Q2: Cold-Start and pretraining's influence on self-reinforcing cycle.

Thank you for your question. As discussed in the Experiments section, we are not using cold-start but using a 4-layer ViT-B/16 as the backbone, initialized with pre-trained weights from ImageNet-21k. For the MOSEI dataset, we use the Vanilla Transformer without pretraining. The results shown in Table 1 and the visualizations in Figure 4 demonstrate that even under pretraining conditions, the self-reinforcement cycle still exists and harms the overall performance of multimodal transformers.

Q3: Limited Improvements

Q3.a: Significance tests to prove the gain is statistically meaningful.

Thank you for your suggestion. To prove the significance and stability of QRR, we selected 10 random seeds and conducted repeated experiments with the same settings on the CREMA-D and Kinetic-Sound datasets. By applying Pearson correlation analysis as shown in Table 6, with 0 denotes vanilla multimodal transformer while 1 denotes applying QRR algorithm, the coefficient is 0.765 for CREMA-D and 0.698 for Kinetic-Sound indicates its statistically significant on performance improvements with p-value < 0.01 ensures the confidence of the analysis.
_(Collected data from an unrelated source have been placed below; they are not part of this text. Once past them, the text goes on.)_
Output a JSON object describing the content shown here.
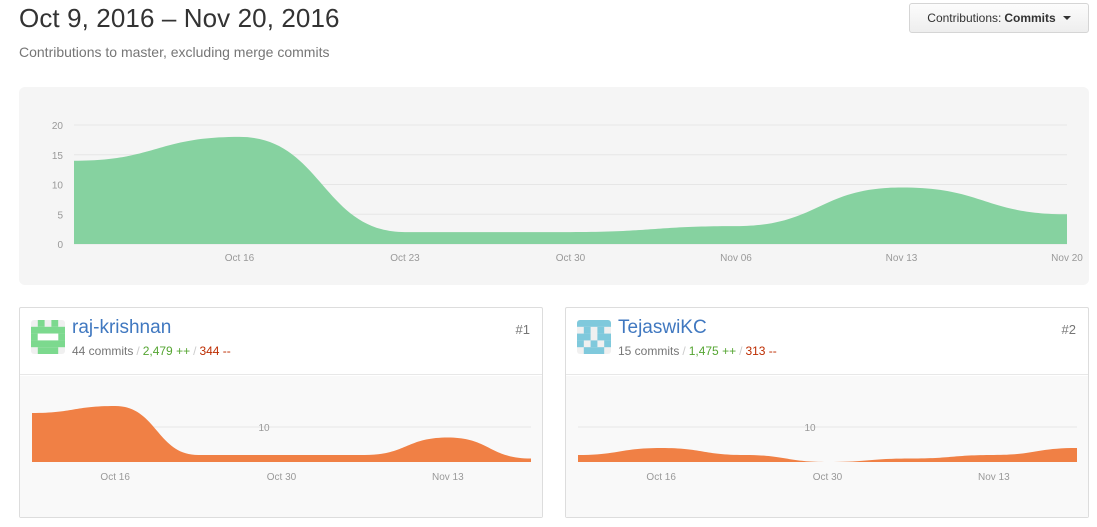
{
  "header": {
    "date_range": "Oct 9, 2016 – Nov 20, 2016",
    "subtitle": "Contributions to master, excluding merge commits"
  },
  "dropdown": {
    "label": "Contributions:",
    "value": "Commits",
    "caret_icon": "caret-down-icon"
  },
  "colors": {
    "main_area": "#86d2a0",
    "contributor_area": "#f08045",
    "additions": "#55a532",
    "deletions": "#bd2c00",
    "link": "#4078c0"
  },
  "chart_data": [
    {
      "type": "area",
      "title": "",
      "x": [
        "Oct 9",
        "Oct 16",
        "Oct 23",
        "Oct 30",
        "Nov 06",
        "Nov 13",
        "Nov 20"
      ],
      "x_tick_labels": [
        "Oct 16",
        "Oct 23",
        "Oct 30",
        "Nov 06",
        "Nov 13",
        "Nov 20"
      ],
      "y_tick_labels": [
        "0",
        "5",
        "10",
        "15",
        "20"
      ],
      "ylim": [
        0,
        20
      ],
      "series": [
        {
          "values": [
            14,
            18,
            2,
            2,
            3,
            9.5,
            5
          ]
        }
      ],
      "grid": true
    },
    {
      "type": "area",
      "title": "",
      "x": [
        "Oct 9",
        "Oct 16",
        "Oct 23",
        "Oct 30",
        "Nov 06",
        "Nov 13",
        "Nov 20"
      ],
      "x_tick_labels": [
        "Oct 16",
        "Oct 30",
        "Nov 13"
      ],
      "y_tick_labels": [
        "10"
      ],
      "ylim": [
        0,
        20
      ],
      "series": [
        {
          "values": [
            14,
            16,
            2,
            2,
            2,
            7,
            1
          ]
        }
      ]
    },
    {
      "type": "area",
      "title": "",
      "x": [
        "Oct 9",
        "Oct 16",
        "Oct 23",
        "Oct 30",
        "Nov 06",
        "Nov 13",
        "Nov 20"
      ],
      "x_tick_labels": [
        "Oct 16",
        "Oct 30",
        "Nov 13"
      ],
      "y_tick_labels": [
        "10"
      ],
      "ylim": [
        0,
        20
      ],
      "series": [
        {
          "values": [
            2,
            4,
            2,
            0,
            1,
            2,
            4
          ]
        }
      ]
    }
  ],
  "contributors": [
    {
      "name": "raj-krishnan",
      "commits": "44 commits",
      "additions": "2,479 ++",
      "deletions": "344 --",
      "rank": "#1",
      "avatar_icon": "identicon-green-icon"
    },
    {
      "name": "TejaswiKC",
      "commits": "15 commits",
      "additions": "1,475 ++",
      "deletions": "313 --",
      "rank": "#2",
      "avatar_icon": "identicon-blue-icon"
    }
  ]
}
We'll further accomplish a more systematic analysis of pretraining's influence during the discussion period.

Q3.b: Limited improvements.

Thanks for mentioning this. However, the QRR, which requires only:

  • 1% increase on parameters
  • 0.1% on GFLOPs

As shown in Table 7. It achieves considerable improvements on its baseline vanilla multimodal transformer (accuracy increase by 3.1% on CREMA-D and by 2.3% on Kinetic-Sound), while gaining comparable and even better performance over other specially designed transformer architecture with much more requirements on computation resources and increased complexity. Hence, the improvements are significant especially taking the computation and time cost into consideration.
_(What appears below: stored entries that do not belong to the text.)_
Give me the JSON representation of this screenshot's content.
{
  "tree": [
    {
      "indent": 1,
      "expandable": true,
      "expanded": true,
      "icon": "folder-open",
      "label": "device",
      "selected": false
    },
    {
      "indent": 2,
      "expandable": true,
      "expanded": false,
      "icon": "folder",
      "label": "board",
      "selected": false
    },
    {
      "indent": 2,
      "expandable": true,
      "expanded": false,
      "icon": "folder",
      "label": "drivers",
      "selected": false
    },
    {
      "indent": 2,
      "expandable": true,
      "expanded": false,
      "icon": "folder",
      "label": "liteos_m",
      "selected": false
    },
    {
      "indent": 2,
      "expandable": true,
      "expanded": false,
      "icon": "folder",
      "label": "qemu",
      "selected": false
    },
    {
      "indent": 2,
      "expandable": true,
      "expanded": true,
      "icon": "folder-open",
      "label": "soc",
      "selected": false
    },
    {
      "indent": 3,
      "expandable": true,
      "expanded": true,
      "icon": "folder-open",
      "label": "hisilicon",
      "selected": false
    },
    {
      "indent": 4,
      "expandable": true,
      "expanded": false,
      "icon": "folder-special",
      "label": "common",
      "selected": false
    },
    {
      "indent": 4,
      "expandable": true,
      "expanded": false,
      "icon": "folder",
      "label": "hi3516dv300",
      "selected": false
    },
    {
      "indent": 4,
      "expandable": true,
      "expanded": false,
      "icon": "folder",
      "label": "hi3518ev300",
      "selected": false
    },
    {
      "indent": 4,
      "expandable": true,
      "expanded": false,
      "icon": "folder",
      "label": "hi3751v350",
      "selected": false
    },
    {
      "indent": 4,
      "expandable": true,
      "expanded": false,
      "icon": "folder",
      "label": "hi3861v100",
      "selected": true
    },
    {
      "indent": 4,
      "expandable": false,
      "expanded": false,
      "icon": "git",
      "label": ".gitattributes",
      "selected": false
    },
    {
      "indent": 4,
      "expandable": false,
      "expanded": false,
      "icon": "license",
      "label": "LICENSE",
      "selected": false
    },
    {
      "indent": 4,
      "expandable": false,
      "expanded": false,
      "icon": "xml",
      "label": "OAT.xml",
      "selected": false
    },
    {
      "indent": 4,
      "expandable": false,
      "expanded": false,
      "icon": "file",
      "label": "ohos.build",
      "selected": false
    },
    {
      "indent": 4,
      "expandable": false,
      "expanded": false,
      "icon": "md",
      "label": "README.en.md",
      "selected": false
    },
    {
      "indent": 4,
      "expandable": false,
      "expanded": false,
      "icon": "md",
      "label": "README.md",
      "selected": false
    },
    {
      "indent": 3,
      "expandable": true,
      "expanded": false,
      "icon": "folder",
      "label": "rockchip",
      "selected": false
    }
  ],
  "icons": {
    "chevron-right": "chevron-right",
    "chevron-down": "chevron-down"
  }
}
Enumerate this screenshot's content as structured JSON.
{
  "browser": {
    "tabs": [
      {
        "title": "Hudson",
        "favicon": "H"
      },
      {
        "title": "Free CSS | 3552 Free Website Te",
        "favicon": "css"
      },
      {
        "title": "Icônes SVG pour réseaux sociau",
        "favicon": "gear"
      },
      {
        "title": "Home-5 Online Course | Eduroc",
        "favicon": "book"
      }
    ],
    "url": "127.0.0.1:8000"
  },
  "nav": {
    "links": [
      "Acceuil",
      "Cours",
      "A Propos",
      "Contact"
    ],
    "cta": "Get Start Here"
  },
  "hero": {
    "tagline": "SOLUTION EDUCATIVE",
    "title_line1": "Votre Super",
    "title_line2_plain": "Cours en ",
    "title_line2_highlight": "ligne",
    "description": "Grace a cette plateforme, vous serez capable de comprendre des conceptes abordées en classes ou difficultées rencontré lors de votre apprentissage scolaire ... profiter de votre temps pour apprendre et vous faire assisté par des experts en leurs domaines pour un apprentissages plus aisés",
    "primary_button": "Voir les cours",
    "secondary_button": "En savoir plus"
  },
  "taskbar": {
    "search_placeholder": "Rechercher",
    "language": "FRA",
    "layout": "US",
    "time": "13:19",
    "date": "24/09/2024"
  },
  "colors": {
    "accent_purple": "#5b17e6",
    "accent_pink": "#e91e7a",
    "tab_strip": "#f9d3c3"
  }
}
As for CMU-MOSEI, we acknowledge this is an difficult dataset for multimodal sentiment analysis. With all of our comparison methods achieving limited improvements and previous research [3] with three modalities input could only achieve around 1.5% improvements, our QRR algorithm performs relatively significant increment.

[3] Paul Pu Liang et al. "Multibench: Multiscale Benchmarks for Multimodal Representation Learning." NeurIPS, 2021

If you have any valuable questions or constructive suggestions that could help you understand our work, please tell us and help to produce a higher quality paper.

审稿人评论

Thanks authors for the rebuttal. Most of my concerns are well-addressed especially the performance part. I will maintain my ratings of weak accept for it still represents my overall impression of the paper's contribution and significance at this time.

作者评论

We sincerely appreciate your constructive suggestions and insightful feedback, which have been invaluable in helping us refine and improve our work. Additionally, we are grateful for your affirmation and positive comments regarding the significance and contribution of our work.

最终决定

This paper identifies a weakness in attention-based multimodal fusion, that is, when one modality becomes biased, it disrupts the dynamic weighting in Transformers. The authors propose Query Rebalance Rotation to rebalance attention queries to prevent over-reliance on any single modality. QRR restores attention flexibility and improves multimodal learning performance, especially when modality quality varies. Experimental results show its superior performance when compared to other SOTA works. Based on the comments, recommendations, and post-rebuttal discussion, the authors’ point-to-point rebuttal addressed most of these concerns so that no significant issues remain. This paper is acceptable in its current form.